Hello, our names are Eleanor, David, Lucian, and Elizabeth, and we are students in the School of Information Science at the University of Illinois at Urbana Champaign. We are creating a digital labor history of Internet Archive’s book scanning project for an Introduction to Digital Humanities course. See our GitHub repository here.
The complete and processed data files, scraped from the Internet Archive API, that we used for this project are available at this Box site.
Our project is called: “Scanning Labor in the Internet Archive: Erasure in Metadata and Digital Products." In it, we are seeking to make more visible the often invisibilized labor of the workers who scan the books that make up the Internet Archive. To do this, we’ve mined the Internet Archive API to scrape metadata records associated with the scanning process. We have used these records to create a map that visualizes the spatial patterns of digitization of the archive over time. We wanted to ground this spatial-data history in the experiences of Internet Archive workers, so we sought to conduct oral histories with the workers. We wanted to embed these stories in the map as pop-ups that would link out to narratives, quotes, or media. Ultimately, due to the quick turn over rate of workers at Internet Archive and the relatively high threshold and time commitments for an interview, we have not yet been able to connect with a scanning worker to conduct live oral histories. Pivoting our approach, we decided to send out a survey en masse to the emails found in the scrapped metadata.

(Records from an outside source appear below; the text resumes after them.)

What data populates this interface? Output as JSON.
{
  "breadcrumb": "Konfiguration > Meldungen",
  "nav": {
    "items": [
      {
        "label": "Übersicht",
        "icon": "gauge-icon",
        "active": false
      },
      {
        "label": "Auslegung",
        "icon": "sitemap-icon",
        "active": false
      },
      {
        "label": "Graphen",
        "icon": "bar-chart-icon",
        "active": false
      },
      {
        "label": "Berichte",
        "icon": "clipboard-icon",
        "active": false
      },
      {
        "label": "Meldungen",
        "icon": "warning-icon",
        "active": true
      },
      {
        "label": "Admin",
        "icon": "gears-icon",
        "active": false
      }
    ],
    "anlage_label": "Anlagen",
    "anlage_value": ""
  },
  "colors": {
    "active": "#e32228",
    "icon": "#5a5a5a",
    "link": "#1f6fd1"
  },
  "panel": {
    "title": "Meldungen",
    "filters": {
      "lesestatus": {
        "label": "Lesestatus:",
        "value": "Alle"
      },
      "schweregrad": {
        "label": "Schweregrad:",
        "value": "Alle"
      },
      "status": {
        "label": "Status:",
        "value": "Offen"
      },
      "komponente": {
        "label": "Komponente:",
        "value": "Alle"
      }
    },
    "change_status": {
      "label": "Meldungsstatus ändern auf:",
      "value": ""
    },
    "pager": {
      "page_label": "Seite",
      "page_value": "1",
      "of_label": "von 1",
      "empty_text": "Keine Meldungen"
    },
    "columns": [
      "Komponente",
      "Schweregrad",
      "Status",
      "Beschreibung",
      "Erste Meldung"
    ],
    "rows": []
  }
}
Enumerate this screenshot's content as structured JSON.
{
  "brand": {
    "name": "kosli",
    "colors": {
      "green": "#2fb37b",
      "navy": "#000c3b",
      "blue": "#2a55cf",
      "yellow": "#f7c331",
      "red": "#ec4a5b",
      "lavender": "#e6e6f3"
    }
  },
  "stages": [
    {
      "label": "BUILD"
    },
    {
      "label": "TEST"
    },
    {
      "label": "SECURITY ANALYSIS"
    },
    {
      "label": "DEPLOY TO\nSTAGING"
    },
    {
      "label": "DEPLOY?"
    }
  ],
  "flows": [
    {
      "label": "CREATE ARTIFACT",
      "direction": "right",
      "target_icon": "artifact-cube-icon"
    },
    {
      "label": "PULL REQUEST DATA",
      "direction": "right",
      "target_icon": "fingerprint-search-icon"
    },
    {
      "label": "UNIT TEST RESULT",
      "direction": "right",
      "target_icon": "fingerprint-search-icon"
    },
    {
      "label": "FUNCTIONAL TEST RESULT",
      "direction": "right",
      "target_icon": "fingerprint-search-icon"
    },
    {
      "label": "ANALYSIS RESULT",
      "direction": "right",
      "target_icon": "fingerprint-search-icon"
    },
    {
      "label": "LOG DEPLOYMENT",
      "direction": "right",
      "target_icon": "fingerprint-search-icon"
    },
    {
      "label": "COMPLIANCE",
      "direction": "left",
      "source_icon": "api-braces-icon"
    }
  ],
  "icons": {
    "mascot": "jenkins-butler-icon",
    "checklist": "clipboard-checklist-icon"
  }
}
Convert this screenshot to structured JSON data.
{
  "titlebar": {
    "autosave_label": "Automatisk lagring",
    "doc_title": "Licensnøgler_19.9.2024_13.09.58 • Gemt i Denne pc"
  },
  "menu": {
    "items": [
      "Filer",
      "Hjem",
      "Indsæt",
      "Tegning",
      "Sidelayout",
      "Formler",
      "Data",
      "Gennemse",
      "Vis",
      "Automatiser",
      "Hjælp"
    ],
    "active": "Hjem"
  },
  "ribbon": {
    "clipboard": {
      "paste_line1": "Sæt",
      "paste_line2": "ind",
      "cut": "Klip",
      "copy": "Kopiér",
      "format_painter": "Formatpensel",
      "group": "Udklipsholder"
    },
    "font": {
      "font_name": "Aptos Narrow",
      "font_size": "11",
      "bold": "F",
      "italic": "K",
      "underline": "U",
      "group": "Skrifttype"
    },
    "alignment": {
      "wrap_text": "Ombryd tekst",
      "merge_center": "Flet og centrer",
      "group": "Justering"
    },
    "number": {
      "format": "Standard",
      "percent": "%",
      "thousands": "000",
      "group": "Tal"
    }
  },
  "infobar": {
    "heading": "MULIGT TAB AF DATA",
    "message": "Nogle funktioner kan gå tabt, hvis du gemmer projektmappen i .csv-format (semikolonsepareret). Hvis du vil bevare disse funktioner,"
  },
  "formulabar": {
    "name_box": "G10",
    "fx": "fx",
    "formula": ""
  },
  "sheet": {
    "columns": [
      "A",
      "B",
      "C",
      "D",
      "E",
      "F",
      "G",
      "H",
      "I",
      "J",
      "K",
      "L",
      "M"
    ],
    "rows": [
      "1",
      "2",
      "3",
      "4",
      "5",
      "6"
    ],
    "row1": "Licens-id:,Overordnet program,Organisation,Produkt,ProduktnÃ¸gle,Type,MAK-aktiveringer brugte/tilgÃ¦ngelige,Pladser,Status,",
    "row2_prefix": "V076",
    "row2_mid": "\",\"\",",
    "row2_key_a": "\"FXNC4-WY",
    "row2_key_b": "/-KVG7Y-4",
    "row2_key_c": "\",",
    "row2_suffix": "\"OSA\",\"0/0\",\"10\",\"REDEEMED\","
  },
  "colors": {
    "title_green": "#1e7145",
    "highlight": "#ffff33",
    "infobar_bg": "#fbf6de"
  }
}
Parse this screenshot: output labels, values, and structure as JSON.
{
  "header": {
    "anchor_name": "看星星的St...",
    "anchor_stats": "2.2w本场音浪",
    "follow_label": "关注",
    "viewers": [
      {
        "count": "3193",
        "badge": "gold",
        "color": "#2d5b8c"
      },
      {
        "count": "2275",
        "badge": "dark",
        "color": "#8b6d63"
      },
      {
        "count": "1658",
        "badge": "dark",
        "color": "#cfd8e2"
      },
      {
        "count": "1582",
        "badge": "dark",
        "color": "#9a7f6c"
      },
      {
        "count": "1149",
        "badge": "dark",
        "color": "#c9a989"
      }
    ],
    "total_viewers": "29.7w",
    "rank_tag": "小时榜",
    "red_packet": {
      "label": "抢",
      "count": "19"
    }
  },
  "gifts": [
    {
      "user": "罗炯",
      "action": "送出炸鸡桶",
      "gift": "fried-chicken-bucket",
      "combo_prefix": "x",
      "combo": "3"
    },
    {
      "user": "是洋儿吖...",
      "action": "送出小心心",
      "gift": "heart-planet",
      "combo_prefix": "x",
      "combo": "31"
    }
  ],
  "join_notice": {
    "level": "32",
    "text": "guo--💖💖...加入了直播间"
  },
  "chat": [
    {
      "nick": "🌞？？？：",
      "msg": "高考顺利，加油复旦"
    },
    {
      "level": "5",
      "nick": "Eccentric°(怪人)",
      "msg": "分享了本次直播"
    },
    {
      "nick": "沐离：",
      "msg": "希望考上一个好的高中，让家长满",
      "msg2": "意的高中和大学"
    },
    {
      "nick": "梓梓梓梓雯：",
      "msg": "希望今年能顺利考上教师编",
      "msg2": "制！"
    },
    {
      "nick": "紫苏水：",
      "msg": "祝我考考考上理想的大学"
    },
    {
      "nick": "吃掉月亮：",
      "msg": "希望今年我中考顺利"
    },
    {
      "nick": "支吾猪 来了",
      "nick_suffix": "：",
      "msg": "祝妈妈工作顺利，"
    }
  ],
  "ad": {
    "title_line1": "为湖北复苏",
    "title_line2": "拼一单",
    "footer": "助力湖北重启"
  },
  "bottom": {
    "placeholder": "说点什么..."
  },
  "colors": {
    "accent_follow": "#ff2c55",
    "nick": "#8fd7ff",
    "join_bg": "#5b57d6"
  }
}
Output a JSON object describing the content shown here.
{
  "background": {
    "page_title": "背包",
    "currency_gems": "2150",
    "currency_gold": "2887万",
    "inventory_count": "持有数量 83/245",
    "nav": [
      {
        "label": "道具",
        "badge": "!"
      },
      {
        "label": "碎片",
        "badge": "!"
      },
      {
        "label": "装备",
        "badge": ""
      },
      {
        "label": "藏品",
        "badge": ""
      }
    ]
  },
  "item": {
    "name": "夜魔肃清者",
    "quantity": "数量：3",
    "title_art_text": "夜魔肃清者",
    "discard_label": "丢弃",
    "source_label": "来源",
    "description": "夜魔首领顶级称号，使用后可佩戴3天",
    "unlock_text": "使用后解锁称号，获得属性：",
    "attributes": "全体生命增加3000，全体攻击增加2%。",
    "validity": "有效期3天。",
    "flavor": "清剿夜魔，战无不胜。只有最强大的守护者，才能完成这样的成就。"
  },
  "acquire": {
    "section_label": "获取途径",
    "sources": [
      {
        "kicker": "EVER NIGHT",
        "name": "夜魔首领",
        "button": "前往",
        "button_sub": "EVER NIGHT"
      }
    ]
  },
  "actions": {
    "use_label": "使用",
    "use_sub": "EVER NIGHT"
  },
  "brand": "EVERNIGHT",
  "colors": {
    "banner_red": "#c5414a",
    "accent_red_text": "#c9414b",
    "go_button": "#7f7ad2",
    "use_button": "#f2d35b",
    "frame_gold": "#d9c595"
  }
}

In conjunction with information gathered through our survey, zoom chats with the Internet Archive's managment, we've found details about the scanning sites through Internet Archive's own collection, ProPublica, and GlassDoor. In conjunction to creating this website and map, we've created profiles on each scanning center to detail our findings.
Still, central to this project is the movement to reappraise the work of scanning. Without scans, and the workers who create them, so many projects in the digital humanities (DH) would be left without their source materials. The workers who enable many of the exciting possibilities of DH are too often left without credit in DH projects, including the webpages that their digital products are displayed on. This work of scanning is often underpaid, outsourced, and physically taxing--if not destructive--to the body. If DH, or any research, purports itself to be critical it must rectify its valuation of (scanning) labor and its understanding of the materiality of scanning. Hopefully in turn, moving towards rectifying its own relationship to exploited labor.”